Piccolo trumpets can make the performance of higher-end Baroque trumpet parts composed by the likes of J.S. Bach, George Frideric Handel and Vivaldi easier. But many concertgoers likely noticed little or no difference between trumpets and piccolo trumpets. Shaw and West playing the diminutive brass instruments produced a mostly visual effect.

Played by the Sinfonietta’s small string orchestra and a period-appropriate harpsichord, Vivaldi’s bright, major-key concerto held no surprises. Even casual classical music followers know the fast-slow-fast formula, but there’s also plenty of light and life of the kind that seemingly flowed from the composer.

Brass dominated the concert’s first half. Following the trumpets, trombonist and LSU graduate John Metcalf took the stage for Hovhaness’ Overture Op. 76, No. 1.

Hovhaness gave his overture two distinct sections: the first is a reverie containing long, lyrical trombone notes and lines and even lengthier lines for the strings. The second section shifts pleasingly to a faster tempo and musical style that pleasingly suggests the pre-Baroque music of Renaissance Europe.
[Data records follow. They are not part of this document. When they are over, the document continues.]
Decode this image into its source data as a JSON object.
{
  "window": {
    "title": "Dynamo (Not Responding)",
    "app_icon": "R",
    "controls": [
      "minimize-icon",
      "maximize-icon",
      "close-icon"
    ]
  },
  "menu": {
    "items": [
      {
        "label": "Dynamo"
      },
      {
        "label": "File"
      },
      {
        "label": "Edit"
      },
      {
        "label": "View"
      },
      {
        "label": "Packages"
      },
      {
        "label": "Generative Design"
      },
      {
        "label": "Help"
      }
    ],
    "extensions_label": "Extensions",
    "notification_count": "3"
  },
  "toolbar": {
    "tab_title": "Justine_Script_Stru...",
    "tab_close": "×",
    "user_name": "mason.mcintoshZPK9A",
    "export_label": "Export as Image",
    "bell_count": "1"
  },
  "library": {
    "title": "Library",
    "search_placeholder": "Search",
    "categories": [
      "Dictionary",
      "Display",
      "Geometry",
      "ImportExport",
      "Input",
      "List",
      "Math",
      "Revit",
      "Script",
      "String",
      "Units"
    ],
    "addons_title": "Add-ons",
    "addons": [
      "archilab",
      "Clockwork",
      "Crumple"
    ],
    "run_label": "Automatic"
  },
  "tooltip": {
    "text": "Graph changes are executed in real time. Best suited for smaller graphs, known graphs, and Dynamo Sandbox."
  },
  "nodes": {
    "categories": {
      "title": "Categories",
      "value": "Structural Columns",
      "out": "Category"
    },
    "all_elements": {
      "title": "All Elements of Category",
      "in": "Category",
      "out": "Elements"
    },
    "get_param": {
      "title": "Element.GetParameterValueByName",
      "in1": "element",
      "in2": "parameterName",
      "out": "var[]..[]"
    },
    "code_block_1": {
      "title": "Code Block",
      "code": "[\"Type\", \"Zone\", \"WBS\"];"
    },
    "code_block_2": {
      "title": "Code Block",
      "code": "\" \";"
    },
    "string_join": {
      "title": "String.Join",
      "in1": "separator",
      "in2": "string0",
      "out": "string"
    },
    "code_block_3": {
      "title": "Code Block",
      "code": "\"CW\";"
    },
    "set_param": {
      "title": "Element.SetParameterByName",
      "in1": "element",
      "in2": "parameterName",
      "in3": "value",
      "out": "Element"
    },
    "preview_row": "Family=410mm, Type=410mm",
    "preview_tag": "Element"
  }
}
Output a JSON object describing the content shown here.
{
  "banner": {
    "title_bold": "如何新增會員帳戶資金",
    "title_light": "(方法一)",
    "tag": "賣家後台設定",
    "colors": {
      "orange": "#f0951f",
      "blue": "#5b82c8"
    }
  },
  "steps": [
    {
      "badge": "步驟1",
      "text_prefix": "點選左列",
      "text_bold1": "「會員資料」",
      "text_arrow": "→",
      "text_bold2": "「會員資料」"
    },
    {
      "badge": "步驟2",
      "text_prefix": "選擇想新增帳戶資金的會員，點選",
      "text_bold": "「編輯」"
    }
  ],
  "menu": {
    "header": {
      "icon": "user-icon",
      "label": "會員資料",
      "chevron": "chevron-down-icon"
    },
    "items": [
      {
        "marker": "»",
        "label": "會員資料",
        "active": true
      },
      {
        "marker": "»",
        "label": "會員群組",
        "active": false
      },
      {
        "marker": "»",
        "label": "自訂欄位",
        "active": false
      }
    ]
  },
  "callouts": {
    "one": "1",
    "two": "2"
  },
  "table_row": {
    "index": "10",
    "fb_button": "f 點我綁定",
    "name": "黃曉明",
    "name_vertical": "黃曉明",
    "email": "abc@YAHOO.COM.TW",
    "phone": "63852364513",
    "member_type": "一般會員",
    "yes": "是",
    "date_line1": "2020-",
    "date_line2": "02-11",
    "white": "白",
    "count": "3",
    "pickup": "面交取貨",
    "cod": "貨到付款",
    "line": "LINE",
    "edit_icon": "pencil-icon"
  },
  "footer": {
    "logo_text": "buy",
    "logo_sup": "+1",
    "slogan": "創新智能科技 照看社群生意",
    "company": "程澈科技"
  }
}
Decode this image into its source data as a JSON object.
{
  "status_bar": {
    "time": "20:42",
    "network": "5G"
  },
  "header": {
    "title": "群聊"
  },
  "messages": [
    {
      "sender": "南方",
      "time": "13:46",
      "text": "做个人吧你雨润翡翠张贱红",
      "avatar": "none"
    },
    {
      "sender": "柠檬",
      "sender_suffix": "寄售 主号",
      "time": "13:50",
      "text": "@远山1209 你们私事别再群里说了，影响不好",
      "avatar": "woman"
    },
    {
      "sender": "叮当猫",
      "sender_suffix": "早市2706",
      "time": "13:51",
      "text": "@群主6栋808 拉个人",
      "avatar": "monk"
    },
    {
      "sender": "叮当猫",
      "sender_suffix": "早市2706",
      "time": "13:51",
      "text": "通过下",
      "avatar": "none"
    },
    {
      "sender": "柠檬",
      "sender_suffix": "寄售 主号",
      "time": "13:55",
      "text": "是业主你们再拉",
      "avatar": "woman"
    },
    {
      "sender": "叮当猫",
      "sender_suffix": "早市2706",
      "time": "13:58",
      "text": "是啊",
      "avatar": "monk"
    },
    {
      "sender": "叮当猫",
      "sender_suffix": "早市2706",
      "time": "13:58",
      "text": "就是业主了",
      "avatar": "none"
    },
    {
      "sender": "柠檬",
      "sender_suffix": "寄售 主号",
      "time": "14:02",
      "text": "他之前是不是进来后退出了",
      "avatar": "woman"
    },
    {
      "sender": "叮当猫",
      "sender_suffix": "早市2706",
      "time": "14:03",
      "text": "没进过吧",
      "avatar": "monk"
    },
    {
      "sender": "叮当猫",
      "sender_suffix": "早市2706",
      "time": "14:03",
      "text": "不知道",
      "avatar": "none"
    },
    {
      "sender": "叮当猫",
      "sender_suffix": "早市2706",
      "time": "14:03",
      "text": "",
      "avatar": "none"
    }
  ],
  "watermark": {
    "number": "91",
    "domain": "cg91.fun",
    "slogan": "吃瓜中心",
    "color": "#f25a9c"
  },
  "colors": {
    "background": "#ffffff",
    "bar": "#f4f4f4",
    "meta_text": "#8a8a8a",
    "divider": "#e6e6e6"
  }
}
Sunday’s program also held two Mozart concertos, the first with guest violinist Espen Lilleslatten. An associate professor of violin at LSU and former concertmaster of Norway’s Bergen Philharmonic Orchestra, Lilleslatten stood in the solo spot for Mozart’s Violin Concerto No. 5 in A, K. 219. Playing from memory, he walked an apropos line between classical formalism and Romantic expression.

Guest pianist Maria Asteriadou, a native of Greece, did double duty in the concert’s second half. First up was Mozart’s Piano Concerto in No. 12 in A, K. 414. Mozart wrote the piece during his early years in Vienna for his performances. Melodically pleasing, Mozart designed the piece to be music that would impress his audiences but not tax them.

Asteriadou clearly articulated the pleasant tunes and tricky melodic turns in the concerto’s first movement but then overdid the pedaling in the solemn second movement. The final movement, an allegretto rondo, naturally ended the piece with rapidly played panache plus some especially effective, though brief, minor-key modulation.

Asteriadou returned for the world premiere of Constantinides’ Piano Concerto No. 2, a piece composed for the Sinfonietta’s 30th anniversary and dedicated to Asteriadou. Constantinides, a native of Greece, based the concerto on a Greek folk song.

Piano Concerto No. 2 mixes the heroic and the tragic. Highly energetic, dancelike and dynamic, it’s easily one of the most engaging of Constantinides’ compositions to be played during the Sinfonietta’s past several seasons.